Monday, July 17, 2006

More Assorted Shit

Your 1950s Name is:

Victoria Beverly

But my friends call me Bev, natch! (Hat tip to Crazy Dust In My Coffee. )

Speaking of coffee, I thought I was a coffee Connoisseur until I ran across Damn. Once again the universe reminds me what a total Dilettante I am. These coffeegeek folks are Ser.I.Ous. about their coffee. I am totally intimidated.

Byron is doing much better. We went to the vet this afternoon to get the drainage tube out (have to believe that feels better) but he still has to wear the satellite dish for another three days, until his incisions close completely. We joke that we can hook him up to the TV and get the networks' East Coast feeds.

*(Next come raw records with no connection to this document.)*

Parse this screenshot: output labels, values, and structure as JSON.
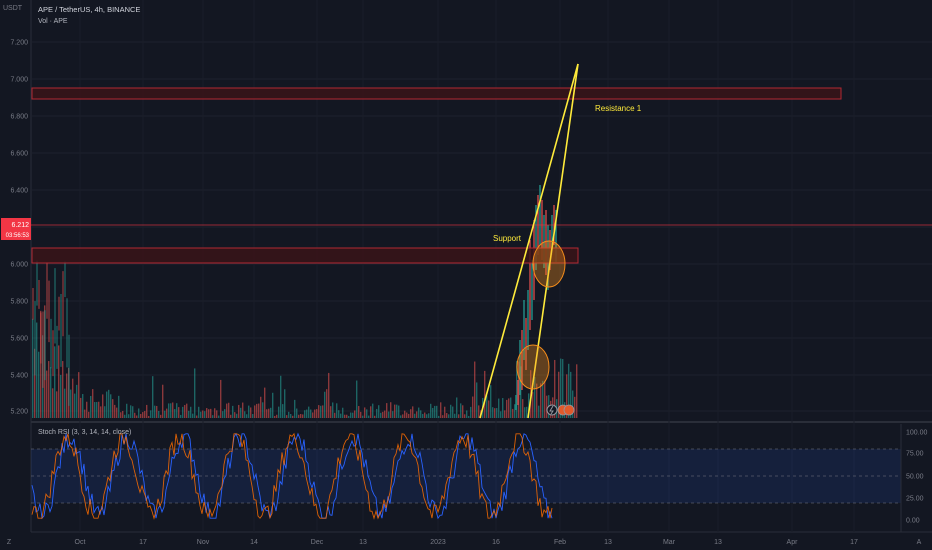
{
  "header": {
    "symbol_line": "APE / TetherUS, 4h, BINANCE",
    "volume_line": "Vol · APE",
    "currency": "USDT"
  },
  "price_axis": {
    "ticks": [
      "7.200",
      "7.000",
      "6.800",
      "6.600",
      "6.400",
      "6.200",
      "6.000",
      "5.800",
      "5.600",
      "5.400",
      "5.200"
    ],
    "current_price": "6.212",
    "countdown": "03:56:53"
  },
  "rsi_panel": {
    "label": "Stoch RSI (3, 3, 14, 14, close)",
    "ticks": [
      "100.00",
      "75.00",
      "50.00",
      "25.00",
      "0.00"
    ]
  },
  "time_axis": {
    "labels": [
      "Oct",
      "17",
      "Nov",
      "14",
      "Dec",
      "13",
      "2023",
      "16",
      "Feb",
      "13",
      "Mar",
      "13",
      "Apr",
      "17"
    ]
  },
  "annotations": {
    "resistance": "Resistance 1",
    "support": "Support"
  },
  "buttons": {
    "z_button": "Z",
    "auto_button": "A"
  },
  "colors": {
    "background": "#131722",
    "zone_fill": "#3a1418",
    "zone_border": "#b22833",
    "trendline": "#ffeb3b",
    "circle": "#f48c1b",
    "volume_up": "#26a69a",
    "volume_down": "#ef5350",
    "rsi_k": "#2962ff",
    "rsi_d": "#ff6d00",
    "price_tag": "#f23645"
  },
  "chart_data": [
    {
      "type": "line",
      "title": "APE / TetherUS, 4h, BINANCE",
      "y_axis_ticks": [
        7.2,
        7.0,
        6.8,
        6.6,
        6.4,
        6.2,
        6.0,
        5.8,
        5.6,
        5.4,
        5.2
      ],
      "ylim": [
        5.17,
        7.4
      ],
      "current_price": 6.212,
      "zones": [
        {
          "name": "Resistance 1",
          "low": 6.87,
          "high": 6.93
        },
        {
          "name": "Support",
          "low": 5.99,
          "high": 6.07
        }
      ],
      "trendlines": [
        {
          "from_date": "2023-01-14",
          "from_price": 5.18,
          "to_date": "2023-02-05",
          "to_price": 7.07
        },
        {
          "from_date": "2023-01-26",
          "from_price": 5.18,
          "to_date": "2023-02-05",
          "to_price": 7.07
        }
      ],
      "price_grid": "on"
    },
    {
      "type": "line",
      "title": "Stoch RSI (3, 3, 14, 14, close)",
      "y_axis_ticks": [
        100,
        75,
        50,
        25,
        0
      ],
      "ylim": [
        -10,
        110
      ],
      "bands": [
        20,
        50,
        80
      ]
    }
  ]
}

Yesterday we managed to get a babysitter and went to a movie. Saw "The Devil Wears Prada," which I'd wanted to see mostly because of Meryl Streep in the Miranda role. It was entertaining, and wasn't as bad as it could have been (actually the Miranda character had a lot more depth than in the book), but it also wasn't as good as it could have been either. Here's the premise: Andrea, fresh out of college and wanting to be a Serious Journalist lands a job as a personal assitant to Miranda who is the editor-in-chief of a preeminent women's fashion magazine, "Runway" (which is a thinly disguised "Vogue"). Miranda (supposedly based on Anna Wintour of Vogue), of course is known as a Dragon Lady, but anyone who can stick it out for a year and win her approval and recommendation has doors opened to work at just about any national publication they want. The interesting thing, though, is that the Miranda character, though demanding and bitchy and impossible to please is also shown to be smart and savvy and one step ahead of everyone else. There's also a moment where the Andrea character is complaining to a colleague about how hard it all is, and he (rightly) tells her that she's only "deigning" to be there, and isn't really committed (she's made it quite clear that she looks down on the fashion industry and is only doing this until she can get a "real" job). He reminds her that she chose to take the job, she's choosing not to quit, so she should buck up and do the best she can with it. From there, unfortunately, it becomes so much about how she becomes a fashion plate, and overshadows that she becomes much more efficient at anticipating and meeting Miranda's needs. And even though Miranda turns out to be the biggest shark in the shark tank, she's also a clear-headed realist about what it takes to stay on top in the field she's chosen, and is unapologetic about doing what she needs to do to keep from becoming some other shark's dinner. I don't think I could work in that kind of environment; I'm just not politically savvy and ruthless enough.

But I can relate to the "you choose to be here, so why not do your best" premise. Not many of my staff at work start out choosing what we do as a career (my department does very unglamorous "administrative" work in the TV industry). Many of them are aspiring actors or screenwriters or producers looking for a "day job" or to get a foot in the door. Some of them limp along, miserable for years, doing just enough to keep their jobs, and complaining about every little thing. If we're lucky, they leave after a while. Some discover they like the work and the (mostly) regular hours and paycheck, and do much more than "phone it in." And then there are the people who don't want to be Shane Black or Jim Cameron or Jamie Foxx, and who just want an intersting, challenging job with a chance for some advancement. We've got a majority of those folks now, and morale in the department is pretty good. The thing is, whatever job you have, it is what it is. As it says in The Inner Game Of Tennis, "The ball is never where it should be, but it's always where it is." Meaning of course, that if you swing at where you think the ball should be, you'll miss most of the time, that it's our expectations that get in the way of seeing things as they really are and choosing and acting based on that reality, which is necessary to achieve your objectives. Anyway, I think that's the more interesting story that the movie touched on but chose not to tell, in favor of fluffy, eye-candy, Hollywood fare. There were some clever lines, though. I had to laugh in spite of myself when one of the women says, "I'm just one bout of stomach flu away from my goal weight." I've so been there.

After the movie, we went to dinner at one of our favorite places, Napa Valley Grill which is a splurge but is always so consistenly good, we tend to keep going back when we have the opportunity for a nice dinner out. If you go, you must try the Shaved Artichoke Salad. It's my favorite and I have it every time. They have a super wine list, and if you have saved any room for dessert, their selections are excellent. We decided this time that discretion was the better part of valour, and skipped dessert in favor of a good night's sleep.


Blogger Gina said...

I hadn't read the book, but I heard the movie was NOTHING like it. It was an ok movie, but too Cinderella-ish for me.

9:02 PM  
Blogger Deja Pseu said...

Cindererlla-ish is a good description. The problem I have with almost every modern "working girl makes good" type of movie is that there always has to be a "makeover" as a major part of the story. I can't think of any examples of a story line where men have to visit a barber and a tailor before they can succeed.